At the same time, the British Government thought of taking some concrete steps to prevent the spread of the disease. He formed an SPC and made Rand the commissioner of the Pune committee. In a report published in the New York Times in June 1897, the Presbyterian missionary stated, “Two kinds of diseases and both fatalities – hundreds of starving natives and relievers stealing material.”
Rand initially did some relief work. He started a hospital and set up quarantine camps besides removing infection from the affected areas. However, after these efforts, he soon advanced on such a path, which hurt the honor of the affected families, and this provoked the fire of revenge among the brothers.
Damodar, Balakrishna and Vasudeva were born into a conservative family. This family was once prosperous, but due to loss of business and the wayward nature of his grandfather Vinayak changed his situation. Their money flowed like water and they drowned in poverty.
Their situation had become so bad that due to lack of money, they could not even attend the funeral of their parents.
The three brothers were inspired by conservative ideology and anti-British thinking. Impressed by the provocative language used by Bal Gangadhar Tilak in his newspaper ‘Kesari’, he decided to take steps against Rand, as he had insulted many families in Pune.

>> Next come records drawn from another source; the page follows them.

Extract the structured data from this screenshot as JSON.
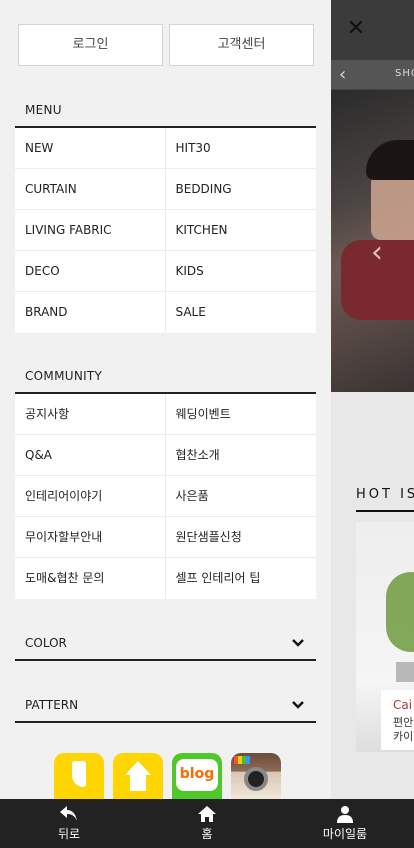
{
  "drawer": {
    "login_label": "로그인",
    "customer_center_label": "고객센터",
    "menu": {
      "title": "MENU",
      "rows": [
        [
          "NEW",
          "HIT30"
        ],
        [
          "CURTAIN",
          "BEDDING"
        ],
        [
          "LIVING FABRIC",
          "KITCHEN"
        ],
        [
          "DECO",
          "KIDS"
        ],
        [
          "BRAND",
          "SALE"
        ]
      ]
    },
    "community": {
      "title": "COMMUNITY",
      "rows": [
        [
          "공지사항",
          "웨딩이벤트"
        ],
        [
          "Q&A",
          "협찬소개"
        ],
        [
          "인테리어이야기",
          "사은품"
        ],
        [
          "무이자할부안내",
          "원단샘플신청"
        ],
        [
          "도매&협찬 문의",
          "셀프 인테리어 팁"
        ]
      ]
    },
    "color_label": "COLOR",
    "pattern_label": "PATTERN",
    "social": {
      "blog_label": "blog",
      "icons": [
        "kakaostory-icon",
        "ohouse-icon",
        "blog-icon",
        "instagram-icon"
      ]
    }
  },
  "background": {
    "close_symbol": "✕",
    "shop_text": "SHO",
    "hot_text": "HOT IS",
    "product_title": "Cai",
    "product_sub": "편안 카이"
  },
  "bottom_nav": {
    "back_label": "뒤로",
    "home_label": "홈",
    "mypage_label": "마이일룸"
  }
}
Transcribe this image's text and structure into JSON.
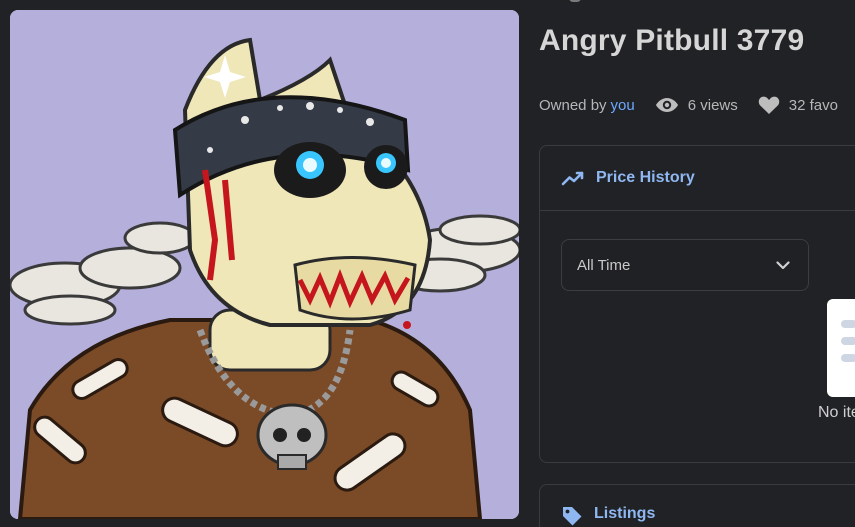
{
  "item": {
    "title": "Angry Pitbull 3779",
    "owned_by_label": "Owned by",
    "owner": "you",
    "views": "6 views",
    "favorites": "32 favo"
  },
  "price_history": {
    "header": "Price History",
    "time_filter": {
      "selected": "All Time"
    },
    "empty_text": "No ite"
  },
  "listings": {
    "header": "Listings"
  },
  "icons": {
    "views": "eye-icon",
    "favorites": "heart-icon",
    "price_history": "trending-up-icon",
    "listings": "tag-icon",
    "dropdown": "chevron-down-icon"
  },
  "colors": {
    "page_background": "#202225",
    "art_background": "#b5afdc",
    "accent_link": "#6ea8fe",
    "panel_header": "#8fb8f2",
    "panel_border": "#3a3b3e"
  }
}
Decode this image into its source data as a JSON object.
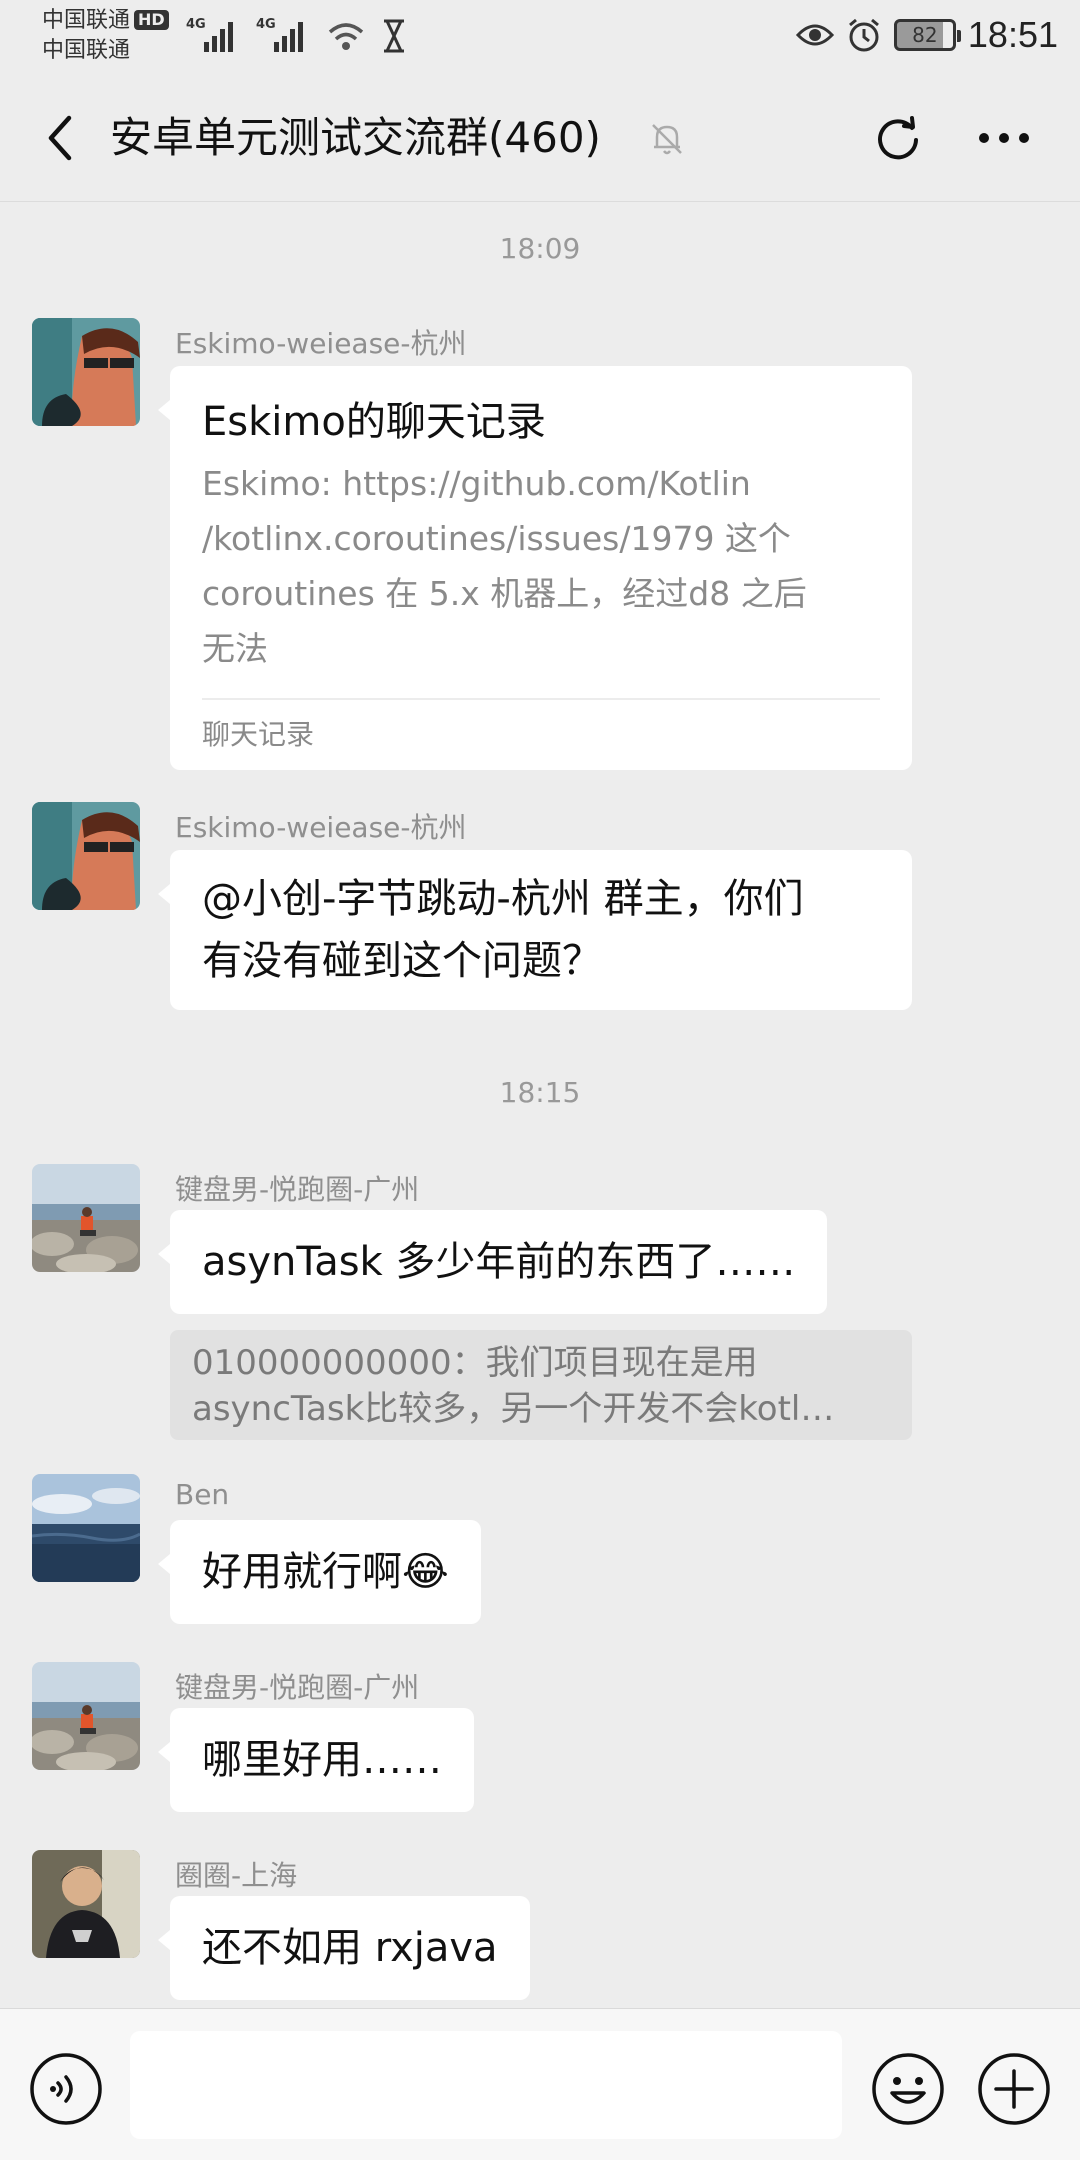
{
  "status_bar": {
    "carrier_1": "中国联通",
    "carrier_2": "中国联通",
    "hd": "HD",
    "network_1": "4G",
    "network_2": "4G",
    "battery": "82",
    "time": "18:51"
  },
  "header": {
    "title": "安卓单元测试交流群(460)"
  },
  "messages": {
    "time_1": "18:09",
    "time_2": "18:15",
    "m1": {
      "sender": "Eskimo-weiease-杭州",
      "record_title": "Eskimo的聊天记录",
      "record_lines": [
        "Eskimo: https://github.com/Kotlin",
        "/kotlinx.coroutines/issues/1979  这个",
        "coroutines 在 5.x 机器上，经过d8 之后",
        "无法"
      ],
      "record_footer": "聊天记录"
    },
    "m2": {
      "sender": "Eskimo-weiease-杭州",
      "lines": [
        "@小创-字节跳动-杭州  群主，你们",
        "有没有碰到这个问题？"
      ]
    },
    "m3": {
      "sender": "键盘男-悦跑圈-广州",
      "text": "asynTask 多少年前的东西了……",
      "quote_lines": [
        "010000000000：我们项目现在是用",
        "asyncTask比较多，另一个开发不会kotl…"
      ]
    },
    "m4": {
      "sender": "Ben",
      "text": "好用就行啊😂"
    },
    "m5": {
      "sender": "键盘男-悦跑圈-广州",
      "text": "哪里好用……"
    },
    "m6": {
      "sender": "圈圈-上海",
      "text": "还不如用 rxjava"
    }
  },
  "input_bar": {
    "value": ""
  },
  "icons": {
    "back": "back-arrow-icon",
    "mute": "bell-muted-icon",
    "refresh": "refresh-icon",
    "more": "more-icon",
    "voice": "voice-icon",
    "emoji": "emoji-icon",
    "plus": "plus-icon"
  },
  "colors": {
    "background": "#ededed",
    "bubble": "#ffffff",
    "quote": "#e1e1e1",
    "sender": "#8f8f8f"
  }
}
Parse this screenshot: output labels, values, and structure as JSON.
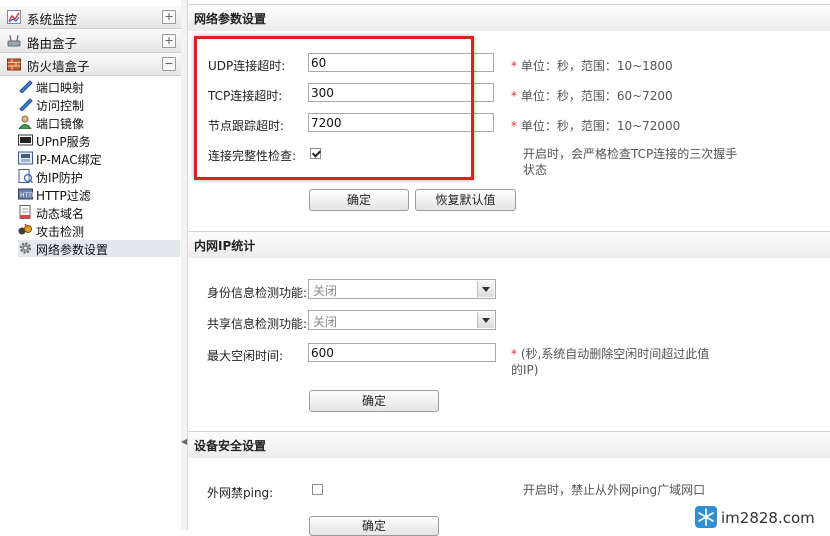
{
  "sidebar": {
    "groups": [
      {
        "label": "系统监控",
        "toggle": "+",
        "icon": "chart-icon"
      },
      {
        "label": "路由盒子",
        "toggle": "+",
        "icon": "router-icon"
      },
      {
        "label": "防火墙盒子",
        "toggle": "−",
        "icon": "firewall-icon"
      }
    ],
    "items": [
      {
        "label": "端口映射",
        "icon": "port-map-icon"
      },
      {
        "label": "访问控制",
        "icon": "access-control-icon"
      },
      {
        "label": "端口镜像",
        "icon": "port-mirror-icon"
      },
      {
        "label": "UPnP服务",
        "icon": "upnp-icon"
      },
      {
        "label": "IP-MAC绑定",
        "icon": "ip-mac-icon"
      },
      {
        "label": "伪IP防护",
        "icon": "fake-ip-icon"
      },
      {
        "label": "HTTP过滤",
        "icon": "http-filter-icon"
      },
      {
        "label": "动态域名",
        "icon": "ddns-icon"
      },
      {
        "label": "攻击检测",
        "icon": "attack-detect-icon"
      },
      {
        "label": "网络参数设置",
        "icon": "gear-icon",
        "selected": true
      }
    ]
  },
  "net_params": {
    "title": "网络参数设置",
    "udp_label": "UDP连接超时:",
    "udp_value": "60",
    "udp_hint_star": "*",
    "udp_hint": " 单位：秒，范围：10~1800",
    "tcp_label": "TCP连接超时:",
    "tcp_value": "300",
    "tcp_hint_star": "*",
    "tcp_hint": " 单位：秒，范围：60~7200",
    "track_label": "节点跟踪超时:",
    "track_value": "7200",
    "track_hint_star": "*",
    "track_hint": " 单位：秒，范围：10~72000",
    "integrity_label": "连接完整性检查:",
    "integrity_checked": true,
    "integrity_note": "开启时，会严格检查TCP连接的三次握手状态",
    "ok_label": "确定",
    "reset_label": "恢复默认值"
  },
  "lan_ip": {
    "title": "内网IP统计",
    "identity_label": "身份信息检测功能:",
    "identity_value": "关闭",
    "share_label": "共享信息检测功能:",
    "share_value": "关闭",
    "idle_label": "最大空闲时间:",
    "idle_value": "600",
    "idle_hint_star": "*",
    "idle_hint": " (秒,系统自动删除空闲时间超过此值的IP)",
    "ok_label": "确定"
  },
  "device_security": {
    "title": "设备安全设置",
    "ping_label": "外网禁ping:",
    "ping_checked": false,
    "ping_note": "开启时，禁止从外网ping广域网口",
    "ok_label": "确定"
  },
  "watermark": {
    "text": "im2828.com",
    "icon": "snowflake-logo-icon"
  },
  "colors": {
    "highlight": "#d9221f",
    "required_star": "#d33333",
    "selected_row": "#e3e7ee"
  }
}
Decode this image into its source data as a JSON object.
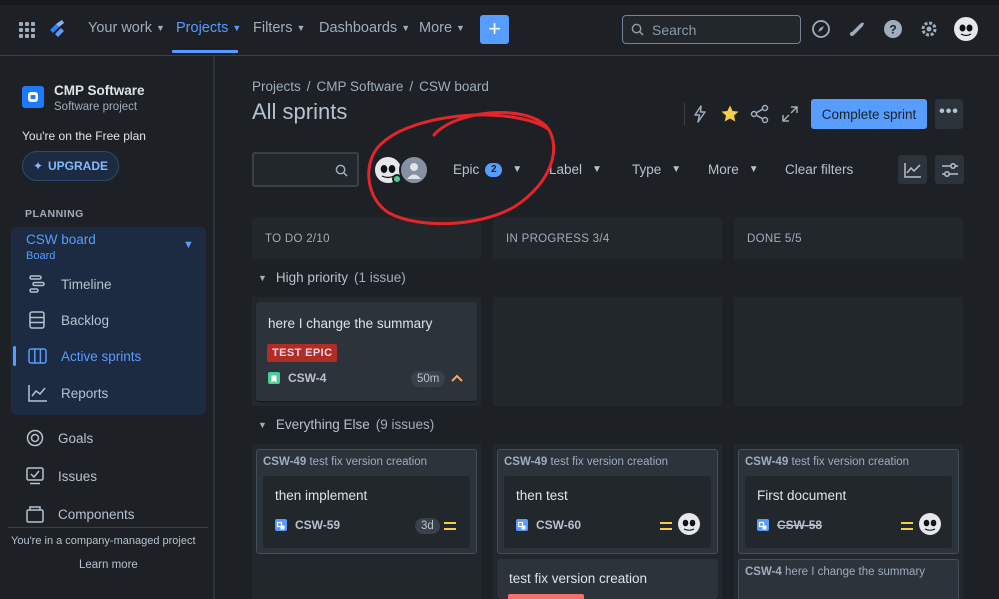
{
  "topnav": {
    "items": [
      {
        "label": "Your work"
      },
      {
        "label": "Projects"
      },
      {
        "label": "Filters"
      },
      {
        "label": "Dashboards"
      },
      {
        "label": "More"
      }
    ],
    "create_label": "+",
    "search_placeholder": "Search"
  },
  "sidebar": {
    "project_name": "CMP Software",
    "project_type": "Software project",
    "plan_text": "You're on the Free plan",
    "upgrade_label": "UPGRADE",
    "section": "PLANNING",
    "board_title": "CSW board",
    "board_sub": "Board",
    "items": [
      {
        "label": "Timeline"
      },
      {
        "label": "Backlog"
      },
      {
        "label": "Active sprints"
      },
      {
        "label": "Reports"
      },
      {
        "label": "Goals"
      },
      {
        "label": "Issues"
      },
      {
        "label": "Components"
      }
    ],
    "company_text": "You're in a company-managed project",
    "learn_more": "Learn more"
  },
  "header": {
    "breadcrumb": [
      "Projects",
      "/",
      "CMP Software",
      "/",
      "CSW board"
    ],
    "title": "All sprints",
    "complete_label": "Complete sprint",
    "more_label": "•••"
  },
  "filters": {
    "epic_label": "Epic",
    "epic_count": "2",
    "label_label": "Label",
    "type_label": "Type",
    "more_label": "More",
    "clear_label": "Clear filters"
  },
  "columns": [
    {
      "label": "TO DO 2/10"
    },
    {
      "label": "IN PROGRESS 3/4"
    },
    {
      "label": "DONE 5/5"
    }
  ],
  "swimlanes": [
    {
      "name": "High priority",
      "count": "(1 issue)"
    },
    {
      "name": "Everything Else",
      "count": "(9 issues)"
    }
  ],
  "high_card": {
    "title": "here I change the summary",
    "epic": "TEST EPIC",
    "key": "CSW-4",
    "estimate": "50m"
  },
  "cards": {
    "todo": {
      "parent_key": "CSW-49",
      "parent_title": "test fix version creation",
      "title": "then implement",
      "key": "CSW-59",
      "estimate": "3d"
    },
    "inprogress": {
      "parent_key": "CSW-49",
      "parent_title": "test fix version creation",
      "title": "then test",
      "key": "CSW-60"
    },
    "inprogress2": {
      "title": "test fix version creation"
    },
    "done": {
      "parent_key": "CSW-49",
      "parent_title": "test fix version creation",
      "title": "First document",
      "key": "CSW-58"
    },
    "done2": {
      "parent_key": "CSW-4",
      "parent_title": "here I change the summary"
    }
  },
  "colors": {
    "accent": "#579dff",
    "annotation": "#e5252a",
    "background": "#1d2125",
    "epic_lozenge": "#ae2e24"
  }
}
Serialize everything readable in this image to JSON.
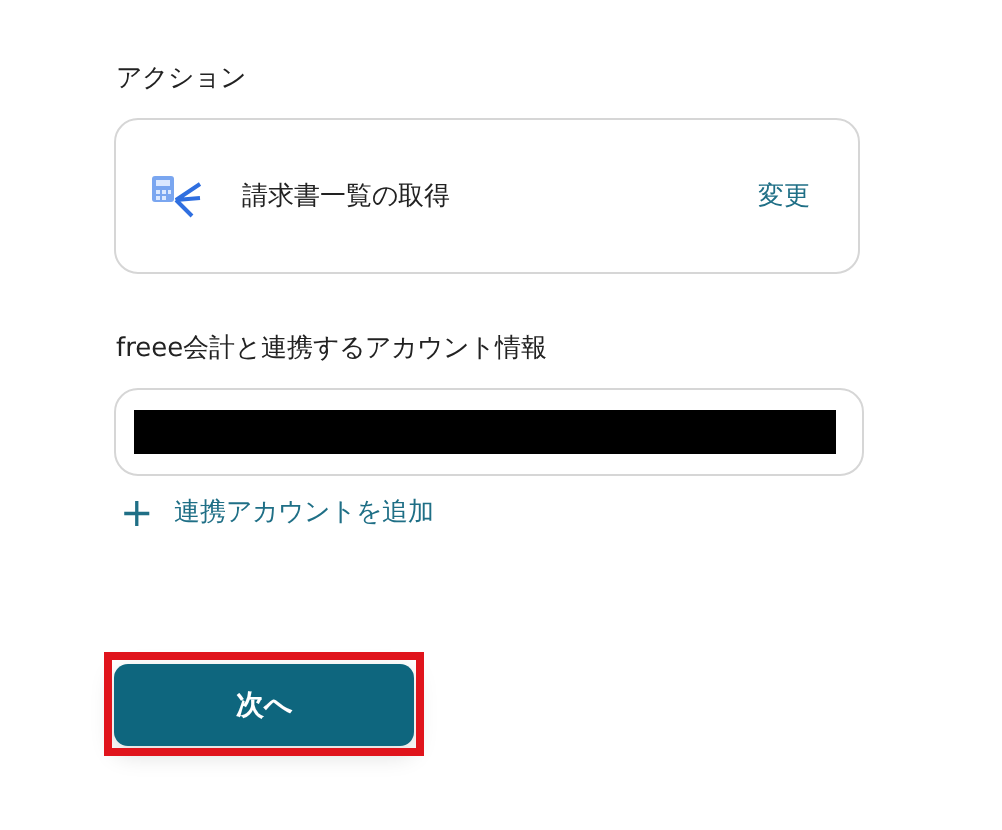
{
  "action_section": {
    "label": "アクション",
    "action": {
      "title": "請求書一覧の取得",
      "change_link": "変更"
    }
  },
  "account_section": {
    "label": "freee会計と連携するアカウント情報",
    "account_field": {
      "redacted": true
    },
    "add_link": {
      "icon": "+",
      "label": "連携アカウントを追加"
    }
  },
  "next_button": {
    "label": "次へ",
    "highlighted": true
  }
}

As the campaign to stop the plague began, Rand began to spread terror. It created a team which had the right to enter any house and deal with them. This troop used to take off clothes of men, women and children in the name of checkup and this was done several times in public. These people also destroyed property.
This persistent persecution forced the Chapekar brothers and other revolutionary members of the ‘Chapekar Club’ to take action against the person who started it. This person was commissioner Walter Charles Rand.
Soon after Rand was shot, Damodar was arrested and sent to prison and sentenced to death. In jail he met Tilak, who was also kept in Yerwada jail after his arrest. He expressed his desire to perform his last rites in Hindu customs.
Balakrishna, Vasudev and khando vishnu sathe were also involved in Rand’s murder, but the British government could not arrest him. Unfortunately, the Dravid brothers, who were also part of the Chapekar Club, had informed some British officers about their whereabouts. Balakrishna and Vasudev came to know this and also killed the Dravid brothers, after which they were arrested and sentenced to death.
After this incident, Lala Lajpat Rai, close to Lokmanya Tilak, wrote, “The Chapekar brothers were in fact the father of India’s revolutionary movement.”